The COVID19 pandemic could cause there to be a significant decline in the number of university students living in Sackville this fall, thus hurting the local economy. The number of tourists visiting Sackville this summer/fall will likely be down due to closed borders and travel restrictions. So most businesses in Sackville will likely experience a marked decrease in their sales and profits for at least the next year.
I don’t feel helping out our smaller businesses in town with small grants through an Economic Recovery Fund is a bad idea if it is operated fairly. If new small start ups could also access the grants to help open their businesses that would benefit the town too.
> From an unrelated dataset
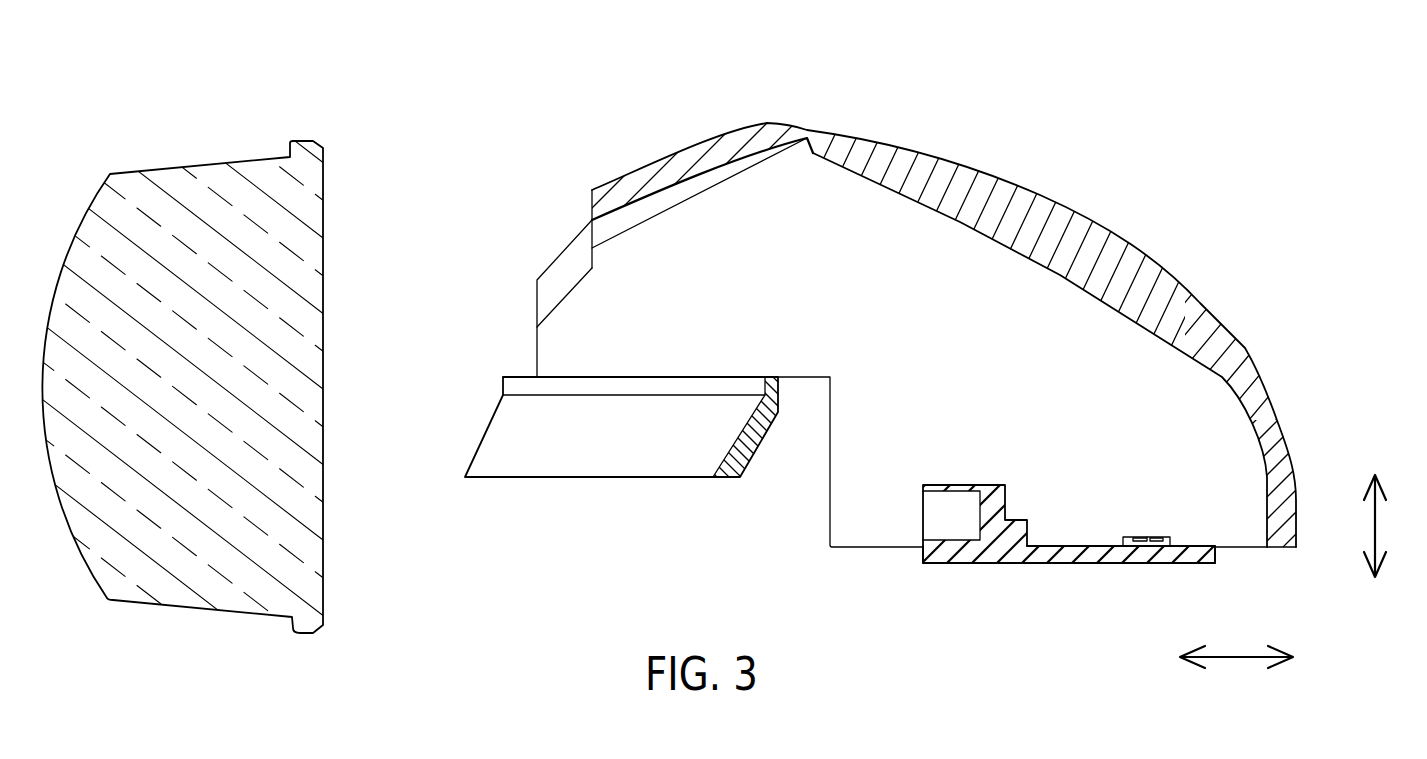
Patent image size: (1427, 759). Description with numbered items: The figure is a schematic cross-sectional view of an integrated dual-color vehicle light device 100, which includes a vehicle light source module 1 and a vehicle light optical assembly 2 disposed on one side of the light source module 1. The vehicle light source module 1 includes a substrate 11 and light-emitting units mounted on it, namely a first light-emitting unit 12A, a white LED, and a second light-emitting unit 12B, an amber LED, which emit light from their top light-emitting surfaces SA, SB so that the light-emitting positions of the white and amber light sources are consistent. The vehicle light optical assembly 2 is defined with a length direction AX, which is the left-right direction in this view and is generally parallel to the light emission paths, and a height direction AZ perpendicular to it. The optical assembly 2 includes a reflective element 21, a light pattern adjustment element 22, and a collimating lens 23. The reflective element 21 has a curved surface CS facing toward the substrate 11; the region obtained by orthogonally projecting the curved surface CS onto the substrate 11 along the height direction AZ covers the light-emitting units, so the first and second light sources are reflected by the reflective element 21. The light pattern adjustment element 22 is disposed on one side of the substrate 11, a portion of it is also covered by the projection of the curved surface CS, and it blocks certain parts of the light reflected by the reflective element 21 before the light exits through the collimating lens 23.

It will be even harder to lure new businesses to town if more and more of our current businesses close down and Sackville is full of mostly empty storefronts in the downtown core and our Industrial Park is struggling. If small grants could help some of the businesses during these tough economic times to stay afloat that benefits the town. If we don’t try and help the small businesses in Sackville now during this unexpected economic downturn the town will likely see even more owners decide to close their doors for good.
Sackville “The Happy Heart of the Maritimes” – better to act now than wait until irreparable economic damage is done to the town that no Economic Development Manager will be able to resuscitate.